David Zinman geht
Orte der Ruhe, Konzentration und Inspiration hat er immer wieder gesucht. In Zürich hat er sie gefunden. Ein wichtiger Ausgleich, ohne den es nicht geht. Wehmütig verlässt er die Stadt, sein Publikum, sein Orchester. Immerhin hat er in der Tonhalle den Zenit seines Schaffens erlebt.
Das Zürcher Erbe
Es ist ein beeindruckender Schaffens-Katalog: Zinmans Zürcher Erbe umfasst denkwürdige Konzerte und Tourneen, vor allem aber 52 Album-Aufnahmen mit dem Tonhalle-Orchester.
Darunter vier Schumann-Sinfonien, das gesamte Orchesterwerk von Richard Strauss und die hoch gelobten Interpretationen sämtlicher Beethoven- und Mahler-Sinfonien. Der Weg zu diesen gültigen Einspielungen verlangte Beharrlichkeit und intensive Basisarbeit.
Eine Zürcher Erfolgsgeschichte
Zinman sagt rückschauend: «Das Tonhalle-Orchester war schon immer sehr gut. Manche Leute sahen es als B-Orchester. Jetzt ist es ein A-Orchester. Dank unserer Arbeit in den letzten 20 Jahren.»
Seine Strategie für die Entwicklung des Orchesters bezeichnet er als ganz einfach: «Ich insistierte immer auf den Grundlagen: guter Rhythmus, gute Intonation, gutes Zusammenspiel. Wie der Coach einer Fussballmannschaft das Dribbeln und Zuspielen trainiert. Die Grundlagen machen ein gutes Spiel aus.» Das hektische Leben des Chefdirigenten gibt David Zinman nun gerne ab. Am Horizont indes stehen schon weitere Einsätze, erste Gastdirigate folgen schon im Sommer.
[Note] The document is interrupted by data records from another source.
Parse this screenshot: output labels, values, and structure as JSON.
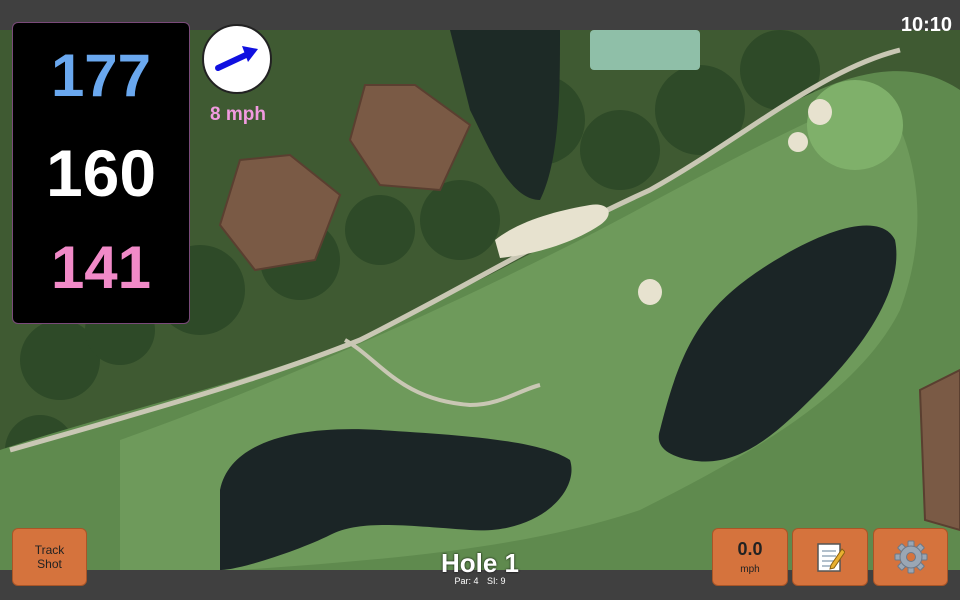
{
  "status": {
    "time": "10:10"
  },
  "distances": {
    "back": "177",
    "center": "160",
    "front": "141"
  },
  "wind": {
    "speed_label": "8 mph",
    "direction_icon": "arrow-right-icon"
  },
  "hole": {
    "title": "Hole 1",
    "par_label": "Par: 4",
    "si_label": "SI: 9"
  },
  "buttons": {
    "track_shot_line1": "Track",
    "track_shot_line2": "Shot",
    "wind_value": "0.0",
    "wind_unit": "mph",
    "notes_icon": "notepad-icon",
    "settings_icon": "gear-icon"
  },
  "colors": {
    "back_distance": "#6aa8ef",
    "center_distance": "#ffffff",
    "front_distance": "#f18ac8",
    "wind_label": "#f19ae0",
    "button_bg": "#d5733d",
    "arrow": "#1010e0"
  }
}
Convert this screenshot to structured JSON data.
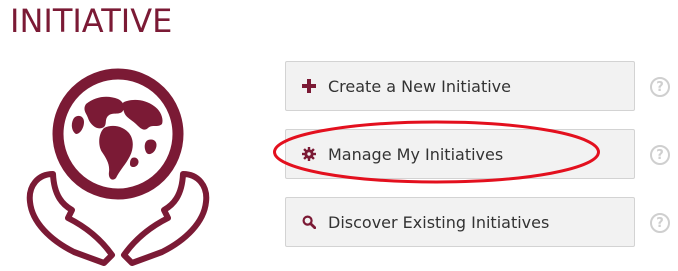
{
  "colors": {
    "accent": "#7b1a35",
    "highlight": "#e3101e"
  },
  "header": {
    "title": "INITIATIVE"
  },
  "logo": {
    "icon": "globe-in-hands-icon"
  },
  "actions": [
    {
      "label": "Create a New Initiative",
      "icon": "plus-icon",
      "help": "?"
    },
    {
      "label": "Manage My Initiatives",
      "icon": "gear-icon",
      "help": "?"
    },
    {
      "label": "Discover Existing Initiatives",
      "icon": "search-icon",
      "help": "?"
    }
  ]
}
Zinman ist stolz auf viel Erreichtes. Das sind nicht nur die Konzerte sondern auch eine zündende Idee, um den Graben zwischen Generationen, zwischen U und E, zwischen Sinfonisch und Elektronisch zu überwinden: die «Tonhalle Late.»
«Tonhalle Late»
Die Idee zur «Tonhalle Late» entstand eher privat: Es war der Widerwille von Zinmans eigenem Sohn gegenüber klassischen Konzerten, die den Maestro zu einem musikalisch-kulturellen Brückenschlag inspirierte. Die «Tonhalle Late» ist ein Crossover-Event, der das klassische Konzerterlebnis mit der elektronischen Club-Kultur zusammenführte.
Mit seiner Vision, ein neues, junges Publikum für klassische Musik zu begeistern, stiess Zinman zunächst auf grossen Widerstand – auch aus seinem eigenen Orchester. Aber die Vision erwies sich als Erfolgsformel, stiess international auf breites Echo und gilt seit Jahren als Institution im Zürcher Event-Kalender.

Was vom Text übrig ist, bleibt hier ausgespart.